Final answer:
To determine the constant c, we find the sum of all probabilities for all possible values of k. This leads to c = 1/2. P(X > 2) = 0, and F(t) = P(X <= t) can be computed by summing the probabilities for all values of k from 0 to t.
Step-by-step explanation:
To determine the constant c, we need to find the sum of all probabilities for all possible values of k, which should add up to 1. So:
P(X = 0) + P(X = 1) + P(X = 2) + ... = c/0! + c/1! + c/2! + ... = 1.
Since 0! = 1, we can rewrite the equation as:
c + c/1 + c/2 + ... = 1.
This is an infinite geometric series. The sum of an infinite geometric series with a common ratio less than 1 is given by the formula:
Sum = a/(1 - r), where a is the first term and r is the common ratio.
In this case, a = c and r = 1/2. Substituting these values into the formula:
Sum = c/(1 - 1/2) = c/(1/2) = 2c.
Since the sum of all probabilities is equal to 1, we have 2c = 1, which implies c = 1/2.
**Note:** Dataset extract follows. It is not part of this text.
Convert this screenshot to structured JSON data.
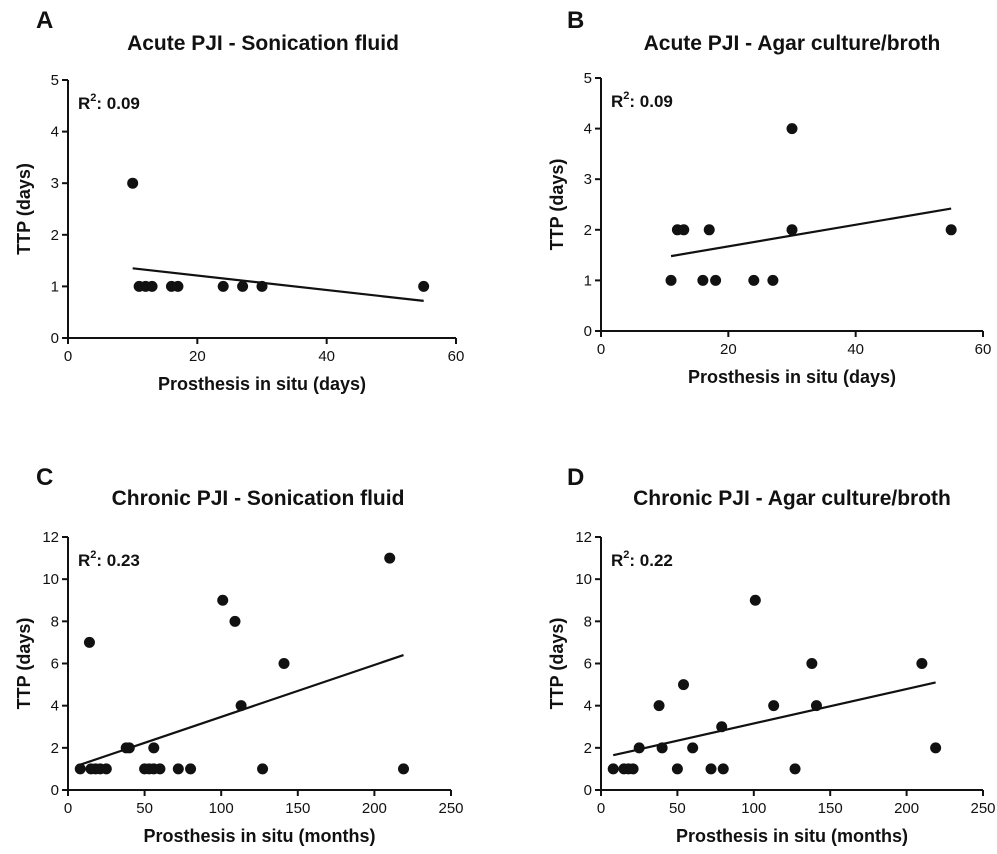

To compute P(X > 2), we need to find the probability that X takes on a value greater than 2. We can compute this by subtracting the sum of probabilities for X = 0, X = 1, and X = 2 from 1. So:
P(X > 2) = 1 - P(X <= 2) = 1 - (P(X = 0) + P(X = 1) + P(X = 2)).
Substituting the values of c and the probabilities from the given law:
P(X > 2) = 1 - (1/2 + 1/2 + 1/(2*2)) = 1 - (1/2 + 1/2 + 1/4) = 1 - 1 = 0.
To find F(t) = P(X <= t), we need to find the probability that X takes on a value less than or equal to t. We can compute this by summing the probabilities for all values of k from 0 to t. So:
F(t) = P(X <= t) = P(X = 0) + P(X = 1) + ... + P(X = t).
Substituting the values of c and the probabilities from the given law:
F(t) = 1/2 + 1/2t + 1/(2t(t-1)) + ... + 1/(2t!)